FILE - In this Oct. 29, 2015, file photo, former Penn State University assistant football coach Jerry Sandusky arrives for an appeal hearing at the Centre County Courthouse in Bellefonte, Pa. Sandusky lost a bid for a new trial Tuesday, Feb. 5, 2019, but a Pennsylvania appeals court ordered him to be re-sentenced for a 45-count child molestation conviction. Superior Court on Tuesday said Sandusky was improperly sentenced using mandatory minimums. The 75-year-old former Penn State assistant football coach was sentenced in 2012 to 30 to 60 years in state prison for sexual abuse of 10 boys.

Jerry Sandusky's lawyer celebrated a recent finding by the state's Superior Court that Sandusky's mandatory minimum sentence for child sex abuse is unconstitutional. But the court's decision also rejected a request for a new trial, prompting attorney Al Lindsay to declare Wednesday in Butler that he will continue the fight in the state's Supreme Court.

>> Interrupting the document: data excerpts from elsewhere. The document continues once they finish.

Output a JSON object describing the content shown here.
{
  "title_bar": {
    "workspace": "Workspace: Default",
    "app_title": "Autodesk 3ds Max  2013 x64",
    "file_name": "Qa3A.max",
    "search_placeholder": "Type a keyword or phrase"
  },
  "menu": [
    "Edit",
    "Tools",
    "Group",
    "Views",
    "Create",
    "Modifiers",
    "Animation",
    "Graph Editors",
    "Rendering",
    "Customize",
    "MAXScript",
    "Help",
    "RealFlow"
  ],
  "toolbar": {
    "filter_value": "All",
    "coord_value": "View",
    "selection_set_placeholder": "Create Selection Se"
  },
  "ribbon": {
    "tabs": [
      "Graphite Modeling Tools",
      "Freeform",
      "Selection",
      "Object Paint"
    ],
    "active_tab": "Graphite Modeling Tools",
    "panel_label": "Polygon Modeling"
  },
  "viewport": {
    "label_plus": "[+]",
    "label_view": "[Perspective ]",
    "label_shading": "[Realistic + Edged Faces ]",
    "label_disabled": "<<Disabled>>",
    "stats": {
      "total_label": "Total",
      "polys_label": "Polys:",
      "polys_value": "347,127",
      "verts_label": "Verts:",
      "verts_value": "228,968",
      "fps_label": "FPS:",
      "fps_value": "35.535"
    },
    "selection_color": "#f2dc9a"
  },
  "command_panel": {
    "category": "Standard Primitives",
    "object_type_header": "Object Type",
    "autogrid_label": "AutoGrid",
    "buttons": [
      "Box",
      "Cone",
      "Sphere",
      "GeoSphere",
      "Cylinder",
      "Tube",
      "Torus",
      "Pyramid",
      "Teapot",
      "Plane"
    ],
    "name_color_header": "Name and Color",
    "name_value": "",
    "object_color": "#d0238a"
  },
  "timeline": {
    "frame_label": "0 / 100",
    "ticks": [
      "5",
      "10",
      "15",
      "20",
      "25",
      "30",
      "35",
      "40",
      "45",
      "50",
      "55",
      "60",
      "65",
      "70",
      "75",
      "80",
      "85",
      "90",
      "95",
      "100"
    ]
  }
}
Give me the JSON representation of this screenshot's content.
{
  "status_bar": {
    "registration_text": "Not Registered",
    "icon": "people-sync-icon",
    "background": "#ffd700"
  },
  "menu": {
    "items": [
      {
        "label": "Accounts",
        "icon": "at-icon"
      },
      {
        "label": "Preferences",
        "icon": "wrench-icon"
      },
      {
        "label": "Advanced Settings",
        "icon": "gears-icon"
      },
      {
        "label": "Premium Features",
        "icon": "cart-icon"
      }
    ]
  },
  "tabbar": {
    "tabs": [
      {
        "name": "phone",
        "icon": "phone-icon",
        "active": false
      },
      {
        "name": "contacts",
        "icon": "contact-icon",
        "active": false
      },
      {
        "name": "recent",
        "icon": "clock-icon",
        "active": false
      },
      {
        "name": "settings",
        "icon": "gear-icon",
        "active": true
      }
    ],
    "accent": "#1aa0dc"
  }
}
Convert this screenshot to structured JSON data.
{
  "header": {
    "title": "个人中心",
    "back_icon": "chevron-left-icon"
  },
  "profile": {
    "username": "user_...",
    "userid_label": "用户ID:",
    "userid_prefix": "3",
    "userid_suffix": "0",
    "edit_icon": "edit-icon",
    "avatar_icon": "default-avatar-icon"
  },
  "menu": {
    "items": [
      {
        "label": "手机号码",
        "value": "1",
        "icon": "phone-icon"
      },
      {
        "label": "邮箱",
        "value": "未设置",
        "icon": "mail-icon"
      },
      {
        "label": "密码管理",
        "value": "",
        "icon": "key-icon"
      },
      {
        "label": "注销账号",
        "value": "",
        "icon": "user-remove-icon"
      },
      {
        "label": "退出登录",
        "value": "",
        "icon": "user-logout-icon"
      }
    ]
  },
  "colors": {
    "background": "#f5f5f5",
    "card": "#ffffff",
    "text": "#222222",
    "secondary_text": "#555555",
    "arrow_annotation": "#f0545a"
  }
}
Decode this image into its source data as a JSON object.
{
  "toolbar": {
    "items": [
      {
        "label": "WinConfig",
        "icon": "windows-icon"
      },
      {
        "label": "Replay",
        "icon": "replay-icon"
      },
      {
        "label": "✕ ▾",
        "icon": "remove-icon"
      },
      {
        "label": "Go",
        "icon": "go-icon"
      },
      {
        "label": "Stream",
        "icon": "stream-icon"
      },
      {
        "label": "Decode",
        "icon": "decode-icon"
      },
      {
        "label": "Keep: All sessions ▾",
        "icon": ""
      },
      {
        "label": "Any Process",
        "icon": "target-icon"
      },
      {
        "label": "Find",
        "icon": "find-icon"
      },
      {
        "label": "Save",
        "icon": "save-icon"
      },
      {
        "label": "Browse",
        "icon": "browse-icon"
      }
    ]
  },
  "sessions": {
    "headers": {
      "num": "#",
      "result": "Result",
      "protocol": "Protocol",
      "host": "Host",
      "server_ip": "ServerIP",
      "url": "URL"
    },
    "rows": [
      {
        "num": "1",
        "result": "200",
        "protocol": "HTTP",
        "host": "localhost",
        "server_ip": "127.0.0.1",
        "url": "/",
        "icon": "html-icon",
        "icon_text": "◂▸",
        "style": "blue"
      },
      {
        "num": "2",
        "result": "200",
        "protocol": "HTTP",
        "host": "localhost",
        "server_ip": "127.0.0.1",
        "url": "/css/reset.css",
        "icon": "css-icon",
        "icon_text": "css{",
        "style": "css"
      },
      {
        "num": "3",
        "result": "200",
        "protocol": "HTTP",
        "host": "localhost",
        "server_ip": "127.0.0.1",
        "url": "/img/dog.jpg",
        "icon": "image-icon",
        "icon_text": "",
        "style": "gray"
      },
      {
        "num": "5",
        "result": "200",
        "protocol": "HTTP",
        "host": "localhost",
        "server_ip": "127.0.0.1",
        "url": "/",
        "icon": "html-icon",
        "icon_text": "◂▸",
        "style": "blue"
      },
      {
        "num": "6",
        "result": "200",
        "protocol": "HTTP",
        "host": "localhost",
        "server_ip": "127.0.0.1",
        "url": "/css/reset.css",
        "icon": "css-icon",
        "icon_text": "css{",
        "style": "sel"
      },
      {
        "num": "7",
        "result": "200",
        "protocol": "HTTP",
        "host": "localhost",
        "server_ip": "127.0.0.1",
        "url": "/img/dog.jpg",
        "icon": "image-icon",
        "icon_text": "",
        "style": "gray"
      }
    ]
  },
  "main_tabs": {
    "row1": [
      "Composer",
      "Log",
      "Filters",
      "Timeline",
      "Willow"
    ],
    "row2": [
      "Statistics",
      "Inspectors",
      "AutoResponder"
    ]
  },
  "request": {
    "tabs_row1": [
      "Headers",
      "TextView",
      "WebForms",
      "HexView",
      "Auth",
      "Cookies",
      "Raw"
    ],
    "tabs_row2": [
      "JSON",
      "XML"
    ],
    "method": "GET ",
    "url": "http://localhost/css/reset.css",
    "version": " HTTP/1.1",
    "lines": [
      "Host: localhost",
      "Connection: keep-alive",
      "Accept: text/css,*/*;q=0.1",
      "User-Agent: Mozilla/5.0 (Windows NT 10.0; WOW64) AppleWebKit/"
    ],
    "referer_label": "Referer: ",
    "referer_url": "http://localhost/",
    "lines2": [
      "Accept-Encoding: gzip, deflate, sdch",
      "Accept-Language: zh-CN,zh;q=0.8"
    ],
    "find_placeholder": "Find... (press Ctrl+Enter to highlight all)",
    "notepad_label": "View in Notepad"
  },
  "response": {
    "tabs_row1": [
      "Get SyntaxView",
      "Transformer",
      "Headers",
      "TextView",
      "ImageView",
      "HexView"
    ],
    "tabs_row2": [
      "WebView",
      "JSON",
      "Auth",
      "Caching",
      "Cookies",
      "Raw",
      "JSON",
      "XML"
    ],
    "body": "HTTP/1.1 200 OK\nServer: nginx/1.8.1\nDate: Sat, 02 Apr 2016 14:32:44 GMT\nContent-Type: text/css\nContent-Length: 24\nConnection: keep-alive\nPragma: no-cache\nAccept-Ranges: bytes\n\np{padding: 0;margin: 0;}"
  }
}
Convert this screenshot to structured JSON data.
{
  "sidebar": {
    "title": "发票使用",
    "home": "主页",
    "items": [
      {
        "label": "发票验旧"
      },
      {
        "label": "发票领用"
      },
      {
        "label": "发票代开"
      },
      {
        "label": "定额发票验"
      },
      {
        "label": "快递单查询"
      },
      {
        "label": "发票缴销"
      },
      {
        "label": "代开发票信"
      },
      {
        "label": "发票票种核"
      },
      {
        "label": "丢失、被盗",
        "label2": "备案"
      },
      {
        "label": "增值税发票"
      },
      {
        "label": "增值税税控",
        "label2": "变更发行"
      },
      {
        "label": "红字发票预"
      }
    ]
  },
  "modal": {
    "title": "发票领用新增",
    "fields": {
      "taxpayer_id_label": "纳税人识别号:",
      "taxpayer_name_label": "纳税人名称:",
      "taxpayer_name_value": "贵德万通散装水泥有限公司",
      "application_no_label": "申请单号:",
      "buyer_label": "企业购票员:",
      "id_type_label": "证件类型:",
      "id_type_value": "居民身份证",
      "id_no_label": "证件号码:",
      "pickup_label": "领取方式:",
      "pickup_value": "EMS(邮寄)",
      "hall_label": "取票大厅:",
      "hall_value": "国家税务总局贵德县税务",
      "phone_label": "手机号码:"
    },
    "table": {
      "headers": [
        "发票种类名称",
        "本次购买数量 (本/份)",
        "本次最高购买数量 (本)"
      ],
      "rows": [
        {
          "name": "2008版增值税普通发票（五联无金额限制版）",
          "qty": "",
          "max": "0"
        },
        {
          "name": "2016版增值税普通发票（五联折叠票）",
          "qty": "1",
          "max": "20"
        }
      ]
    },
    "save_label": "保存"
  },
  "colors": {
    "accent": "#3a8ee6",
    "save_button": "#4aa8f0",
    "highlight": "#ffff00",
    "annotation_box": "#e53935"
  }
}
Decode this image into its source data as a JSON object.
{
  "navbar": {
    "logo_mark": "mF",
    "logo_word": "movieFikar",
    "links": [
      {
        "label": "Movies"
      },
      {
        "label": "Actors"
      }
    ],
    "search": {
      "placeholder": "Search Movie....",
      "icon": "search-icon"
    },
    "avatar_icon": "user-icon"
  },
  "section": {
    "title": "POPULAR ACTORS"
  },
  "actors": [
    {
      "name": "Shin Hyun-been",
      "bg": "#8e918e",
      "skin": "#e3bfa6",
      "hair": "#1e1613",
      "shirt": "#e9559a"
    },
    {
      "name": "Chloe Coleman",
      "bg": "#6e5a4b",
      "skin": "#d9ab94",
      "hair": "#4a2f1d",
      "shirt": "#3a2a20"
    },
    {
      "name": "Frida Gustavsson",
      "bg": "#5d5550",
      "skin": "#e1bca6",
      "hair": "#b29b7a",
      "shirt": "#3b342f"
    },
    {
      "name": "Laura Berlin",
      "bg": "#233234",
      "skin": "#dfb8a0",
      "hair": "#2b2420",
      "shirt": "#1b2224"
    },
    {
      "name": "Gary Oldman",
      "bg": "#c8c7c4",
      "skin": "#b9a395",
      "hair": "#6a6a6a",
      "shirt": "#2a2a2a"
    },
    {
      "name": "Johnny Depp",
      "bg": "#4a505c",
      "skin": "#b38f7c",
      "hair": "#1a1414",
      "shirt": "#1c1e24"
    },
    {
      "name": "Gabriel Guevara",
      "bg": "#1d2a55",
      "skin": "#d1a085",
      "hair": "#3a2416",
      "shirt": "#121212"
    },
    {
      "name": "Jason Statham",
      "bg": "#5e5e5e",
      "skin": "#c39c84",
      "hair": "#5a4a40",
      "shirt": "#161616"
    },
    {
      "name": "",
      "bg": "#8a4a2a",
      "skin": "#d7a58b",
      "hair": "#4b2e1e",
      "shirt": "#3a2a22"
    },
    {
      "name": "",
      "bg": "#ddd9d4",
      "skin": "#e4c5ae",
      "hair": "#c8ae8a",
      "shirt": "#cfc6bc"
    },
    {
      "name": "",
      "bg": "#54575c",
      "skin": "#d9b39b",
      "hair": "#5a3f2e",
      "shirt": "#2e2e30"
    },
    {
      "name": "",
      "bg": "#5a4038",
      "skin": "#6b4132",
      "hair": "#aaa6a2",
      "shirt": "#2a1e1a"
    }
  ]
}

“We are fighting with everything we have,” Lindsay said. “We will fight like the devil.”

The legal battle continues over Sandusky, the ex-Penn State assistant football coach who was convicted in 2012 to 30 to 60 years in prison for molesting adolescent and teenage boys. And part of that battle, Lindsay said, requires developing a media strategy to amplify Lindsay's argument that Sandusky “wasn't given a fair shot.”

“It wasn't one big conspiracy,” he said. “We're saying there's a 100 little conspiracies.”

The Superior Court noted that his sentence contradicts a recent Supreme Court decision striking down certain mandatory minimum sentences because they were not deliberated by a jury.

Lindsay noted that Sandusky's resentencing phase that the Superior Court ordered will not be made until Lindsay has exhausted all of his options for a retrial appeal. Those efforts will now take the case to the state's highest court and, if that doesn't work, Linsday noted that bringing the case to the federal level would be possible.

“We're going to get an acquittal,” Lindsay said. “This prosecution is fatally flawed.”